If one wasn’t already in love with Olivier Rousteing’s incredibly sexy designs, this collection may be the one to bring you into the fold. Strong. Vibrant. Sexy. And OH so not the 70s. This is a collection about strength and determination, getting, or perhaps taking, what one wants, and doing it all without giving up an ounce of feminity. The live orchestra was back for a second season, which was wonderful, playing a soundtrack that might have just as easily been suited for a battle scene in Game of Thrones. Had Rousteing chosen to have models wear swords it wouldn’t have felt out of character.
Equally interesting is that Rousteing was able to achieve these strong looks while switching up his color palette, dropping the jewel tones he’s used the past several seasons and going with pastels, many of which were the realm of the pink and blue Pantone colors of the year. Still, the colors were almost the only thing soft about this collection. Silhouettes were very strong, playing to feminine shapes in the most severe of methods. Waists were cinched with hard, broad belts. Shoulders, when not cut out, were almost pointed and sharp. Hips were exaggerated just enough to put some power in the backside. Anyone familiar with pop culture knows who Rousteing was thinking of when he created these pieces and while she wasn’t there herself this year, her mom and husband were front row and her baby sister led the pack of models.
Corset references are endless in this collection, from how panels are laced together to numerous underbust looks and extended corsets with skirts. We’ve seen a few more subtle references to corsets in other collections, but there’s nothing subtle here and Rousteing rides the shape-forcing concept for all its worth.
Verticle ruffles play a dominant role in a set of ensembles that grey that line between party wear and boudoir attire. The element starts along the seams of lace trousers, which could ostensibly be worn out to the right party, and later takes over the whole look in a body suit with gold colored belt and brass zipper up the back that seduces one just close enough to cleave one’s head from their shoulders.
Thick rows of fringed tassels are the third major look, and it would be a mistake if we failed to not that in many instances the same pieces where the tassels are getting our attention also have some incredible pearl and beadwork on upper part of the bodice along with some incredibly detailed crochet work. These are very complicated looks that might seem soft at first glance but don’t be fooled by the abundance of decoration. These pieces are just as strong as the others.
Pushing the collection over the top are fabrics where stripes are replaced by alternating sheer panels so that the color one sees varies with the person wearing the garment. There are also tall lucite collars, wide belts and waist cinches, and carefully considered use of fur. Yes, there is some Givenchy influence, but the overall power of this Balmain collection is stronger.

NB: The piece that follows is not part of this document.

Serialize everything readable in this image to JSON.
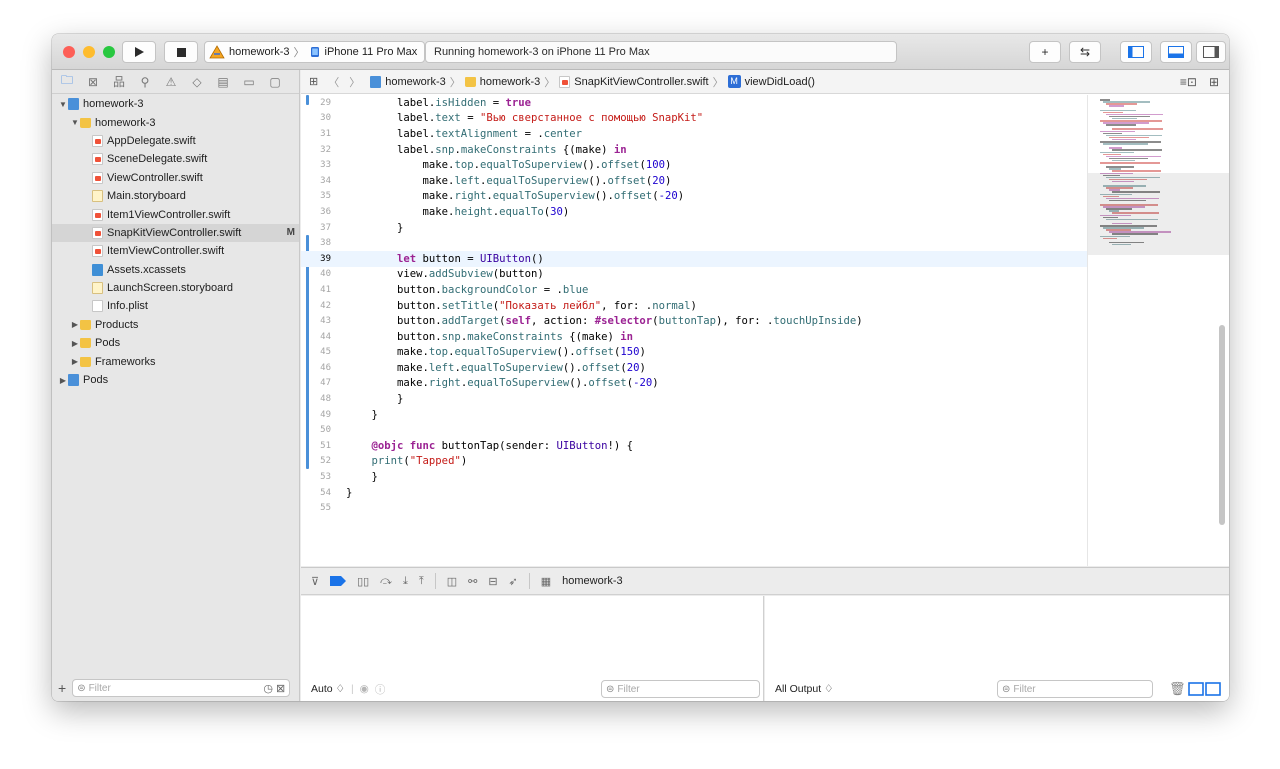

Haters are going to hate, of course, and they’re already lining up on social media to take a stab at the collection, but the claims are baseless. Rousteing did his homework, got creative, and presented a collection dramatically and refreshing different from all the drivel we’ve seen on most runways this season. One needs a brave heart to wear these clothes, and a very deep pocketbook, but just one ensemble is well worth the investment.